It has been thirty-one days since the Blood Plague was confirmed as a national crisis.
The world did not end overnight.
It fractured—fast, unevenly, and violently.
Most cities are still standing. Roads still exist. Radios still work in places. People remember yesterday clearly enough that the loss feels sharp rather than distant.
This is not a post-apocalypse.
This is a collapsed present.
The United States has not dissolved.
It has retreated.
Federal authority formally withdrew during Week Two after multiple failed containment operations, mass casualty events, and internal command breakdowns. The decision was made to consolidate remaining leadership, intelligence, and military strength in the most defensible region available.
That region was Alaska.
Alaska was always different.
Distance. Climate. Military footprint. Self-sufficiency.
When the Blood Plague spread through the lower forty-eight, Alaska was still mobilizing rather than evacuating. Infection rates were lower, containment more effective, and terrain lethal to uncontrolled infected.
By Day 19:
Remaining federal leadership relocated north
NORAD-adjacent installations became command hubs
Naval and air assets consolidated
Emergency authority was centralized
The government still exists in exile.
It retains:
The largest organized military force remaining
Strategic intelligence capability
Long-range logistics (limited)
Air superiority (localized)
What it does not retain is resources.
Fuel, vehicles, medical supplies, experimental tech, and pre-collapse assets were lost, abandoned, or seized during the fall of the lower states.
Now, the government sends reclamation forces.

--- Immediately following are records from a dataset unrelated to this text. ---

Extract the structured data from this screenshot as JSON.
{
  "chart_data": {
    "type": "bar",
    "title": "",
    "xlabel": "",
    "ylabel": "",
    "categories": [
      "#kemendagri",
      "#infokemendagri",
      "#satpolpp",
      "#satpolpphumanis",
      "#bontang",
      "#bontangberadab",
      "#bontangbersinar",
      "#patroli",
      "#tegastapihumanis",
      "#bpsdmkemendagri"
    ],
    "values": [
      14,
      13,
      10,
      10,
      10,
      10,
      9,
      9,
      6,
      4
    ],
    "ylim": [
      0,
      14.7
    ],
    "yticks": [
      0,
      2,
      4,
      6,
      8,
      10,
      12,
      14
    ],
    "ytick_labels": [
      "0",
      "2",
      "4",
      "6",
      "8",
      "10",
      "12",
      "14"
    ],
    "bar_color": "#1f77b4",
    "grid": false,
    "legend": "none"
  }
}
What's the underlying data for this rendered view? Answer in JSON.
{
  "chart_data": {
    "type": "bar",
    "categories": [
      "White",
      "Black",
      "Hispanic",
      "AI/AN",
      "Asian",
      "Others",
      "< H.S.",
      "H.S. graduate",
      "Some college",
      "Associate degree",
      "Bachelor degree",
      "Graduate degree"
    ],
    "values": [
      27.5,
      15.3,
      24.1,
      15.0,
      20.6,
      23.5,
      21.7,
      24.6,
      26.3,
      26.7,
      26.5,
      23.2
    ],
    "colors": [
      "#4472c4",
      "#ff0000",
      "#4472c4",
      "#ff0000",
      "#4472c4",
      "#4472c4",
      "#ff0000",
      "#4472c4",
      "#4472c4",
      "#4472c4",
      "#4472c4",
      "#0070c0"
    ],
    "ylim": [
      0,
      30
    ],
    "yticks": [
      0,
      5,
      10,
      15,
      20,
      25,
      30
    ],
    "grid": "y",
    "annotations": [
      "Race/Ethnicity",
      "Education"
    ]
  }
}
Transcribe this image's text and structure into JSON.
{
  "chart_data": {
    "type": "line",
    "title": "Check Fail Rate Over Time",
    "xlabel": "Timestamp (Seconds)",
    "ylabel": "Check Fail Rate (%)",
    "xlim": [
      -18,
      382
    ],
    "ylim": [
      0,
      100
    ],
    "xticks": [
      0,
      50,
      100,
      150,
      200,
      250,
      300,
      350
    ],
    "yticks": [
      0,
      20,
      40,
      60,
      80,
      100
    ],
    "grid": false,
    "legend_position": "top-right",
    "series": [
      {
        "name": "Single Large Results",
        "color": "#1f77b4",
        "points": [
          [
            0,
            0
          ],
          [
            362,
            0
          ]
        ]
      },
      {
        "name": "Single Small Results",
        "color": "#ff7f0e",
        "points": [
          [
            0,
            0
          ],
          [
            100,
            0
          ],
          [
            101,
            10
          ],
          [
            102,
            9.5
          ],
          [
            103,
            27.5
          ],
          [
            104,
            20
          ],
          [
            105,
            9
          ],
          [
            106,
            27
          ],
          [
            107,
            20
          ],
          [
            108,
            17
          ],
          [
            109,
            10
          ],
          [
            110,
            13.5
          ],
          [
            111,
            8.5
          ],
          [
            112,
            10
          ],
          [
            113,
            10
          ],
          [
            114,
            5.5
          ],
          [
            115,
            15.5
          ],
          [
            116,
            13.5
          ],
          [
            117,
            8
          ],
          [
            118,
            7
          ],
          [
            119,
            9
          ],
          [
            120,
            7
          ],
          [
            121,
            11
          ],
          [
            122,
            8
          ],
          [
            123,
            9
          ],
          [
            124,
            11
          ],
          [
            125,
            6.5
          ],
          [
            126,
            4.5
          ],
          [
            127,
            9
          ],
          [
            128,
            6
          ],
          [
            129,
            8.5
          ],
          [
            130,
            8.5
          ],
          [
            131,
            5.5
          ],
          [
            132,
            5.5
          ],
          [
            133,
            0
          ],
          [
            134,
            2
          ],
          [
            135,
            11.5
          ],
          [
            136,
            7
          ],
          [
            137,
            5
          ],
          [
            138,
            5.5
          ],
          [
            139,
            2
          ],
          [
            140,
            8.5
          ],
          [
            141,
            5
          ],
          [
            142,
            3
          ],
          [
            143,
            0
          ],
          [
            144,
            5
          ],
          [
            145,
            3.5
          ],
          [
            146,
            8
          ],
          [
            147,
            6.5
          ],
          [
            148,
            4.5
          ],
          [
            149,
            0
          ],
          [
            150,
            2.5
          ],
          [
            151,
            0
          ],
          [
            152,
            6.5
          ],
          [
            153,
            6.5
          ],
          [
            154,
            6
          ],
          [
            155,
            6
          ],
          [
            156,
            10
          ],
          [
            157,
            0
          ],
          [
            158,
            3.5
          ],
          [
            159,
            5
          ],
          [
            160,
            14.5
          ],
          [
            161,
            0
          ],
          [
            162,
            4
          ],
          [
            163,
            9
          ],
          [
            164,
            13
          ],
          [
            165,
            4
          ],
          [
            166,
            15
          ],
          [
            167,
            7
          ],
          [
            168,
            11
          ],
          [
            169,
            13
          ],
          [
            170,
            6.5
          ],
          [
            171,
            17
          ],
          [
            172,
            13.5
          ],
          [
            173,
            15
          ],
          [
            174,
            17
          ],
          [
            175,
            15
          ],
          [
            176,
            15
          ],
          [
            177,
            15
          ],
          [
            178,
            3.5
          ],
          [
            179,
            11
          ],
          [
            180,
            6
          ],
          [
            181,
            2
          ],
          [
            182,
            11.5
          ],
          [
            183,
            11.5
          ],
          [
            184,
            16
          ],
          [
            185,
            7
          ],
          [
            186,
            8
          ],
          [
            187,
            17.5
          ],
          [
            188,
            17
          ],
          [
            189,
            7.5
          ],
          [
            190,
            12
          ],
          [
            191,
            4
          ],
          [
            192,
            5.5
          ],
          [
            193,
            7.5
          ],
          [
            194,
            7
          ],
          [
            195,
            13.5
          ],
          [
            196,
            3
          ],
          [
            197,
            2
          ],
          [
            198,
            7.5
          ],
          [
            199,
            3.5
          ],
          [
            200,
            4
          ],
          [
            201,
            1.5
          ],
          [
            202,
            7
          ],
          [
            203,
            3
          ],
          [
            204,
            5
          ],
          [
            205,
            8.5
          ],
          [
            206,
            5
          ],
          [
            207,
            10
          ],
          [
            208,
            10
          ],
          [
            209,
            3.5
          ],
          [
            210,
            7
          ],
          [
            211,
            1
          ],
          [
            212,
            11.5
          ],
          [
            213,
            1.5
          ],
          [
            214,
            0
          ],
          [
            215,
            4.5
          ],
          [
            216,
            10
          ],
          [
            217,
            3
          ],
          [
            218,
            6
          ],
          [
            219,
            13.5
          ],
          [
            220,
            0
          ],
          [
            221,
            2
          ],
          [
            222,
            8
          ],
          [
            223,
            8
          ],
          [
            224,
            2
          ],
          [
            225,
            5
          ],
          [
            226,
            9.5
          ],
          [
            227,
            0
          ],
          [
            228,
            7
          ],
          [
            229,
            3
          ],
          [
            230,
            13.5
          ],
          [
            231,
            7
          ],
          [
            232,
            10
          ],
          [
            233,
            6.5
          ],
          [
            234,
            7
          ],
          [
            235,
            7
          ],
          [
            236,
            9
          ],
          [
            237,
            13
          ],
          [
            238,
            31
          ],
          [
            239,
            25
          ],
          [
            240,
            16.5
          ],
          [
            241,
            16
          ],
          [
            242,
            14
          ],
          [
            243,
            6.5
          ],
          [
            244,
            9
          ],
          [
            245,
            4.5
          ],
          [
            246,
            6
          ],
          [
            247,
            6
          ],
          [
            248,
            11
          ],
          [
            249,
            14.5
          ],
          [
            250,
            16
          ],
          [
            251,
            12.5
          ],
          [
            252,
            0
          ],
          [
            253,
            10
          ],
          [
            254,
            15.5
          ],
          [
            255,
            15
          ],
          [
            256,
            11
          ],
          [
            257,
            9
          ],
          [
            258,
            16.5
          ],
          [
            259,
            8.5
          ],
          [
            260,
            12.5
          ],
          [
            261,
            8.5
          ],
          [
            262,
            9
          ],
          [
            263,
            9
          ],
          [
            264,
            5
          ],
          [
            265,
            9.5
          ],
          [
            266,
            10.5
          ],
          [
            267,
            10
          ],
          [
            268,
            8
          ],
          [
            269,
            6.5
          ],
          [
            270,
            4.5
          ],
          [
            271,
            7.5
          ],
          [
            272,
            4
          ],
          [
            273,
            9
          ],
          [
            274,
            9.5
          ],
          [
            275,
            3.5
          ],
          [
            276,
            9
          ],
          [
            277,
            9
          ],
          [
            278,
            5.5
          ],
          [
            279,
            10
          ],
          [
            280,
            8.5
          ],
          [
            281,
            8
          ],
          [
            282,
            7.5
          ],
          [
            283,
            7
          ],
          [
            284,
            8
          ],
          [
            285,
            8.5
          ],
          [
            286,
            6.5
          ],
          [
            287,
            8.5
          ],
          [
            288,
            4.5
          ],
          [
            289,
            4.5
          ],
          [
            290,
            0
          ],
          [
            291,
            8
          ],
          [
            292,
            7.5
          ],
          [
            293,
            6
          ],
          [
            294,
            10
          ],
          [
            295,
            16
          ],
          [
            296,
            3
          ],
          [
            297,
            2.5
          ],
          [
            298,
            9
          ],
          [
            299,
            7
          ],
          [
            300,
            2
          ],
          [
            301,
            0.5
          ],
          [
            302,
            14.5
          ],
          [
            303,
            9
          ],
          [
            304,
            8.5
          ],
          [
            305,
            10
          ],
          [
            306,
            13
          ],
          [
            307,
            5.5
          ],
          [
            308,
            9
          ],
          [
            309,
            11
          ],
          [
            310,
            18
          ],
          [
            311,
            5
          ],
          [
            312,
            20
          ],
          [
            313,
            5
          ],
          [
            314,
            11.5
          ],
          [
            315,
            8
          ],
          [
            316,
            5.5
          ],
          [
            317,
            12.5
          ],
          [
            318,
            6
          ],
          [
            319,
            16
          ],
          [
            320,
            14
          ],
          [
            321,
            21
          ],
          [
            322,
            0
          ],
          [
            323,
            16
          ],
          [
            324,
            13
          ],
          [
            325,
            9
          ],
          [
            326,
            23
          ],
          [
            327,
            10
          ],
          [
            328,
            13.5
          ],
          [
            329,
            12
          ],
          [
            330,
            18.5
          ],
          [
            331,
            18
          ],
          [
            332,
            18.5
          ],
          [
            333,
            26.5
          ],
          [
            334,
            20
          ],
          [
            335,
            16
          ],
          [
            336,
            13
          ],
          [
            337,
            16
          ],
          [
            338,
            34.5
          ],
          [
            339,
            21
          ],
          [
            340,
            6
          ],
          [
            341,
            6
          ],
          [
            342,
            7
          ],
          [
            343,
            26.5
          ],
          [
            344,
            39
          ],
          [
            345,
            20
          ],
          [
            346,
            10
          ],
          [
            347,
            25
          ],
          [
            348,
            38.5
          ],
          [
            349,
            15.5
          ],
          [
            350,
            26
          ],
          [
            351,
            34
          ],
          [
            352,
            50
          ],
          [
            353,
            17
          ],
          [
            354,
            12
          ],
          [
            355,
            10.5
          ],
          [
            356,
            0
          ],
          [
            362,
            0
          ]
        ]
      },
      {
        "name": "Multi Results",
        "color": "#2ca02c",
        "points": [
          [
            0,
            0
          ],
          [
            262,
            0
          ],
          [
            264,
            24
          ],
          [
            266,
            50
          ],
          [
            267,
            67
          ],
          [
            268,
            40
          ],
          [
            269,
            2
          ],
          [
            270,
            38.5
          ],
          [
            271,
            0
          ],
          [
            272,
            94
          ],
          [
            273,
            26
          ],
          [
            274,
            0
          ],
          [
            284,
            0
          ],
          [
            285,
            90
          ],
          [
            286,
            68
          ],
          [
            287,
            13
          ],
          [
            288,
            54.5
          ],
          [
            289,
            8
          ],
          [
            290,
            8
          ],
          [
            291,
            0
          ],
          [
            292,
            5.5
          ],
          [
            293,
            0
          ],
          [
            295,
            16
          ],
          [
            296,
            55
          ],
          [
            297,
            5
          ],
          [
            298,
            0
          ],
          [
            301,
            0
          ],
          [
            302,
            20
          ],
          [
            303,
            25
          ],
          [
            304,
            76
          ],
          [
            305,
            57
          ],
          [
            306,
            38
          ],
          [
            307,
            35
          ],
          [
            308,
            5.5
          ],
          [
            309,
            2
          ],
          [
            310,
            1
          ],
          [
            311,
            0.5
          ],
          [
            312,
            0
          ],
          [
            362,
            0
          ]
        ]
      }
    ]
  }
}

Across the country, survivors speak of encounters with soldiers who still carry flags, ranks, and orders.
This is the USA faction.
They are not peacekeepers.
They are not saviors.
They are asset recovery.
If a group is found possessing:
Military vehicles
Advanced weapons
Generators
Medical stockpiles
Communication arrays
Classified tech
They will be contacted.
If cooperation fails, the property is taken anyway.
States do not encounter the USA faction because they are powerful.
They encounter them because they have something the government believes already belongs to it.
As of Month One, only four cities in the entire United States still maintain partial, continuous electrical power.
Power equals stability.
Stability equals attention.
Formerly Denver, now Redhaven by longstanding state designation, the city sits at the edge of the Timberreach Range.
Redhaven is not controlled—but it is close.
It has:
The highest concentration of survivor pockets in the state
Functional but contested infrastructure
Fragmented authority
Multiple factions competing for leverage
Power exists due to:
Surviving grid segments
Aggressive rerouting
Substation control
Ruthless prioritization
The Beacon does not rule Redhaven.
It dominates it.
Maintains limited power through:
Port-based generators
Corporate enclaves
Aggressive militarization
Rumored to be under heavy USA faction observation.
A fortified port city serving as:
A logistics hub
Naval staging area
Civilian-military hybrid zone
One of the few places where the federal government openly operates.
Power maintained through:
Isolated grid infrastructure
Fuel stockpiles
Ruthless perimeter control
Little is known beyond radio chatter and convoy sightings.
Redhaven has always been Redhaven.
The state was established long before the outbreak, centered around high-altitude cities, foothill communities, and mountain corridors.
Its capital, Redhaven City, became a magnet for survivors due to:
Geography slowing early spread
Cold nights suppressing infected activity
Access to water, power, and defensible terrain
Within a month, Redhaven became one of the most densely populated survivor zones in the country—not by choice, but by gravity.
There is no single authority.
Instead:
Survivor enclaves control blocks
Vassal groups control infrastructure
Criminal-military hybrids enforce order
The Beacon exerts pressure without open conquest
The city exists in a state of near-control:
Not conquered
Not free
Not stable
Yet.
Redhaven is being watched.
By:
The Beacon
Regional survivor coalitions
USA reclamation units
Independent warbands
Unknown external actors
It is powered.
It is populated.
It is contested.
If Redhaven falls, it will be taken as proof that cities cannot endure.
If it stabilizes, it becomes a template.
People still:
Believe help might come
Remember laws clearly
Argue about legitimacy
Expect systems to resume
This makes betrayal sharper.
Control more subtle.
Violence more personal.
This world is not about rebuilding yet.
It is about deciding who gets to hold things together.
This is not a dead America.
It is an America holding its breath.
The players are not late to the fall.
They are standing inside the moment where the future is still undecided—and every generator, convoy, alliance, and gunshot pushes it one way or another.